La décision des juges traduit donc une indépendance qui doit être saluée. Sur le fond, les magistrats ont montré à quel point ils étaient conscients de ce que leur décision peut avoir de déconcertant. Comment justifier que des prestations soient accordées à des personnes qui sortent de la légalité pour s'opposer à l'exécution légitime d'une décision de renvoi? La réponse ne va pas de soi, et l'opinion de la minorité de la Cour, qui a craint que l'on finance ainsi l'illégalité, correspond sans doute à celle d'une large part des citoyens. Mais c'est le devoir d'une juridiction suprême de ne pas entrer dans ces considérations-là. La décision des juges rappelle ainsi que le respect des droits fondamentaux doit l'emporter sur des stratégies politiques.

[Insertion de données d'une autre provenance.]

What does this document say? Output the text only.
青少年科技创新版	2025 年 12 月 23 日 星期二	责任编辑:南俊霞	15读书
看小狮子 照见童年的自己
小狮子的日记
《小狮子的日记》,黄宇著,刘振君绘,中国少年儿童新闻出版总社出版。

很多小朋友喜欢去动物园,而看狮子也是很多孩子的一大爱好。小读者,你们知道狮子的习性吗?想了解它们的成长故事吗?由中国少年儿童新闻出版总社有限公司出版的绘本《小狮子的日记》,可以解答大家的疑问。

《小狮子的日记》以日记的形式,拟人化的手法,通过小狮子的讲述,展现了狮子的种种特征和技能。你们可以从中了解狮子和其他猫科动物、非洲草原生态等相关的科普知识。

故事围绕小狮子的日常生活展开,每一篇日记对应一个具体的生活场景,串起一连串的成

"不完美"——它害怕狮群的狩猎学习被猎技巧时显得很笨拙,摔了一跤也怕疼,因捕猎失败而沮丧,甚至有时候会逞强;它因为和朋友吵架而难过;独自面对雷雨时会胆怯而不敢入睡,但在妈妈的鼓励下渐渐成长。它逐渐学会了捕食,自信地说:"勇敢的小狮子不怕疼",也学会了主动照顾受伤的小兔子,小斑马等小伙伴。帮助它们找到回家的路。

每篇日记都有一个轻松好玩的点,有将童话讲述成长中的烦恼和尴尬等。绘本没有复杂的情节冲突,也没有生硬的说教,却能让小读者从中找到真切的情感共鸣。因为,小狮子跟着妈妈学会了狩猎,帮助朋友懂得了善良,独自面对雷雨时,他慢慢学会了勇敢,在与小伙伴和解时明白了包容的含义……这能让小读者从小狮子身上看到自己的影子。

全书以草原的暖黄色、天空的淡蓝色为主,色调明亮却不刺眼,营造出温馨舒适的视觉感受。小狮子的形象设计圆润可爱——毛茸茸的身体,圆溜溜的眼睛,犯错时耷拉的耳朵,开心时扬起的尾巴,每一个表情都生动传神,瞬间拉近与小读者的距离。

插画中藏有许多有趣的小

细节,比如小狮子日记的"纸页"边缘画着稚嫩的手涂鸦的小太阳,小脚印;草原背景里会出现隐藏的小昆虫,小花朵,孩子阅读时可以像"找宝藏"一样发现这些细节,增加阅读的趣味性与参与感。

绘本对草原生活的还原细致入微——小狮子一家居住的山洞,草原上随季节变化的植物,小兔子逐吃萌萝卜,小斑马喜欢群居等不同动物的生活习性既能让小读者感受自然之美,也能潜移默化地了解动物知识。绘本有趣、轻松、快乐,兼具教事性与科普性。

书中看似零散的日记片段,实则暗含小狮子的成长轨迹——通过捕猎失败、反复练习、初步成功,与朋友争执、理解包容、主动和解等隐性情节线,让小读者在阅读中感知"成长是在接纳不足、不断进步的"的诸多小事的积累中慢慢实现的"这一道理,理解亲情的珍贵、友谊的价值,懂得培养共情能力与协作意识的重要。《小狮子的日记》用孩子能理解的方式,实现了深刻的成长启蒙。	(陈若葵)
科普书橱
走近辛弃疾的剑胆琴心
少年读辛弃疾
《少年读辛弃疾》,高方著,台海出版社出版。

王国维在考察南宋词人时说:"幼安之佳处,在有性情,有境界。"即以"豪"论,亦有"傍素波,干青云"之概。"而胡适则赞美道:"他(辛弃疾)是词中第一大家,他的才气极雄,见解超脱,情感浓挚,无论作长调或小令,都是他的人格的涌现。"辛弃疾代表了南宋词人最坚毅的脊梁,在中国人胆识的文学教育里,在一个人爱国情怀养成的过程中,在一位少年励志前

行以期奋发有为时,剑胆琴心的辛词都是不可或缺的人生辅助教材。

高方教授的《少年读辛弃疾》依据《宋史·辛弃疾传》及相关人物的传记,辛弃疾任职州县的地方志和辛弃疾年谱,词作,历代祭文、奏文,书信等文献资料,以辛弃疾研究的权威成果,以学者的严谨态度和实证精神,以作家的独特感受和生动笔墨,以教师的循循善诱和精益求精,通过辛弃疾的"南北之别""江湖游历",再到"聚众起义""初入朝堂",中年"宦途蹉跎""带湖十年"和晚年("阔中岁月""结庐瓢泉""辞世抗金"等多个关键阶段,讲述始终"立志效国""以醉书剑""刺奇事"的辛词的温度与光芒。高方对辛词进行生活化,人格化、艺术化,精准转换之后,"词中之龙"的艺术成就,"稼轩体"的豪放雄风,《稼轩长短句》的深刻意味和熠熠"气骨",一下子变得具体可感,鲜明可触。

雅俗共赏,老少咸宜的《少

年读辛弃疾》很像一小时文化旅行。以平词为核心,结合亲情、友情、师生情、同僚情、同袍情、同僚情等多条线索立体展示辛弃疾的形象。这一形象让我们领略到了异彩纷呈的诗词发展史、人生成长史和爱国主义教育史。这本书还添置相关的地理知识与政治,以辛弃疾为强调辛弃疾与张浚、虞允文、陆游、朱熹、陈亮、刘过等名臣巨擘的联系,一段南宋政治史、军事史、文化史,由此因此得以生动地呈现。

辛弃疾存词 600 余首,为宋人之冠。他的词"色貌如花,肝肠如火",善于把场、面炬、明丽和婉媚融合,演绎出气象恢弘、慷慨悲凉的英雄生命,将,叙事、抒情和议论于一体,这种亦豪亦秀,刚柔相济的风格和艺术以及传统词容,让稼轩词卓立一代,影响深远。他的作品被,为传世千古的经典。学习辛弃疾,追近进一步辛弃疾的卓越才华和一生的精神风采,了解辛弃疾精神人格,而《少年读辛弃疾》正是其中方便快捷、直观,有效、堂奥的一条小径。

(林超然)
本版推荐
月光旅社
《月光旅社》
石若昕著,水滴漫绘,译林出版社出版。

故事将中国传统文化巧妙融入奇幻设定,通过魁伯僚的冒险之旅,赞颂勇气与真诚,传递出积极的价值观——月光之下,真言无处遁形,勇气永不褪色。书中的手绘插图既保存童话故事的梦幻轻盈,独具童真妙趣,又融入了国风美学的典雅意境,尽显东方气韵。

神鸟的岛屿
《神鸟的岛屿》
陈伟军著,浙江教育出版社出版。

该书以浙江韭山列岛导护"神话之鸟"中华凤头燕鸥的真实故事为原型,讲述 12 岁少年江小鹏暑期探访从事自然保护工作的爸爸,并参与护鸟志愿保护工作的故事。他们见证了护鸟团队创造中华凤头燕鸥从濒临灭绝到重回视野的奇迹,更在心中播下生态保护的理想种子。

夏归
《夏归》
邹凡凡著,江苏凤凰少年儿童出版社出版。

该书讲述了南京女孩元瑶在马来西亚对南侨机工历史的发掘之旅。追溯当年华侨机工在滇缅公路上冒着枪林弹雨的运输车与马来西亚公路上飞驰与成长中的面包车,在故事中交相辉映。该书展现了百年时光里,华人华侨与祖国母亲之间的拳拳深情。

Le Tribunal fédéral a-t-il eu pour autant le dernier mot? Rien n'est moins sûr. Le peu de cas que Christoph Blocher a fait de cette jurisprudence, sitôt qu'elle a été connue, ne laisse pas augurer de la moindre inflexion de sa part. Mais on le croyait ministre de la Justice, et sa réaction, minimisant la portée de l'arrêt de Mon-Repos, est choquante.

Le parlement va-t-il tenter de passer en force, sachant que le Tribunal fédéral ne pourra plus grand-chose contre un principe inscrit dans une loi fédérale? La droite libérale pourrait être sensible à cette jurisprudence et renoncer à suivre la ligne la plus dure en matière d'asile.